The advisory panel concluded airline-level offtake mechanisms, such as ticket surcharges to fund SAF, or voluntary carbon offset programmes, could have limited impact in cutting emissions and compromise airline competitiveness. It also said “a route level mechanism, or green corridor”, arising from government-to-government or airline-to-airline deals, would also make little difference due to its reduced scale.

“Comparatively,” the IAP added, “an airport-level mechanism has the highest potential for reducing carbon emissions while ensuring a level playing field among all airlines operating at that airport.”

The IAP said the high cost of buying SAF, currently three-to-five times the price of conventional aviation fuel, made funding a key consideration in choosing a SAF offtake mechanism.  “Broadly, three main groups of stakeholders could contribute: passengers, through higher ticket prices or SAF offsets; airlines, in the form of higher operating costs; and the government through possible incentives or other transitional funding support. All stakeholders would likely have to co-share the cost of adopting SAF, considering the current substantive price difference between SAF and fossil jet fuel.”

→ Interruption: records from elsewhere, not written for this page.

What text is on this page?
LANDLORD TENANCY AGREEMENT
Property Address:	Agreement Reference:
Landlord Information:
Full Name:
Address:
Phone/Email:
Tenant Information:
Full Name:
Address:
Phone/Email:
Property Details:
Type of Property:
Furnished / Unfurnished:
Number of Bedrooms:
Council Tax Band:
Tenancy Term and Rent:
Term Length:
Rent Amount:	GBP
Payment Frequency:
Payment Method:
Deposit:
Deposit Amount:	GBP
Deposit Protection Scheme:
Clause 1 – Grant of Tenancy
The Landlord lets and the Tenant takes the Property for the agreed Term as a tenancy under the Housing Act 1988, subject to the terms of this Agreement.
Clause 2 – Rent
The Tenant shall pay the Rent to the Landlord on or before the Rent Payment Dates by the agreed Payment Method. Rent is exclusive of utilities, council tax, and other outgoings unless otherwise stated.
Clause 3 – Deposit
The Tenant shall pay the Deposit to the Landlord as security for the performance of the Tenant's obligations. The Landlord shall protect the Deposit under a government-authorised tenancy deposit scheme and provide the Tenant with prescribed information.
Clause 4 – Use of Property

As well, the IAP believes Singapore’s status as a major transit hub further complicates the economics and application of a SAF offtake mechanism, and could require different treatment of passenger groups.

“For Changi Airport, its competitiveness is closely linked to its status as a transfer hub,” said the report. “Therefore, imposing a lower share of cost on transfer passengers could help to moderate the impact on competitiveness.”

The CAAS expects to publish a Sustainable Air Hub Blueprint this year that will incorporate the recommendations from the IAP. It will provide a decarbonisation roadmap with medium-term 2030 and longer-term 2050 targets “and tangible pathways for achieving them”.

Initial steps towards the introduction of SAF in Singapore were taken last year when CAAS partnered with Singapore Airlines, the state investment company Temasek, ExxonMobil and renewable fuels producer Neste, in a pilot programme to test delivery and use of the fuel at Changi Airport. The first batch of blended SAF was delivered to the airport in July and 1,000 SAF credits offered for sale to corporations, individual travellers and freight companies to help them to compensate for the emissions of their flights, while also boosting demand for the fuel.

The Singapore government has also signed aviation cooperation agreements with New Zealand, the US and most recently Japan, which collaborate on measures including greater use of sustainable aviation fuel and studies of the viability of ‘green travel lanes’ in which travellers are encouraged to use flights powered by SAF, in return for benefits such as expedited passage through airport ‘green lanes’.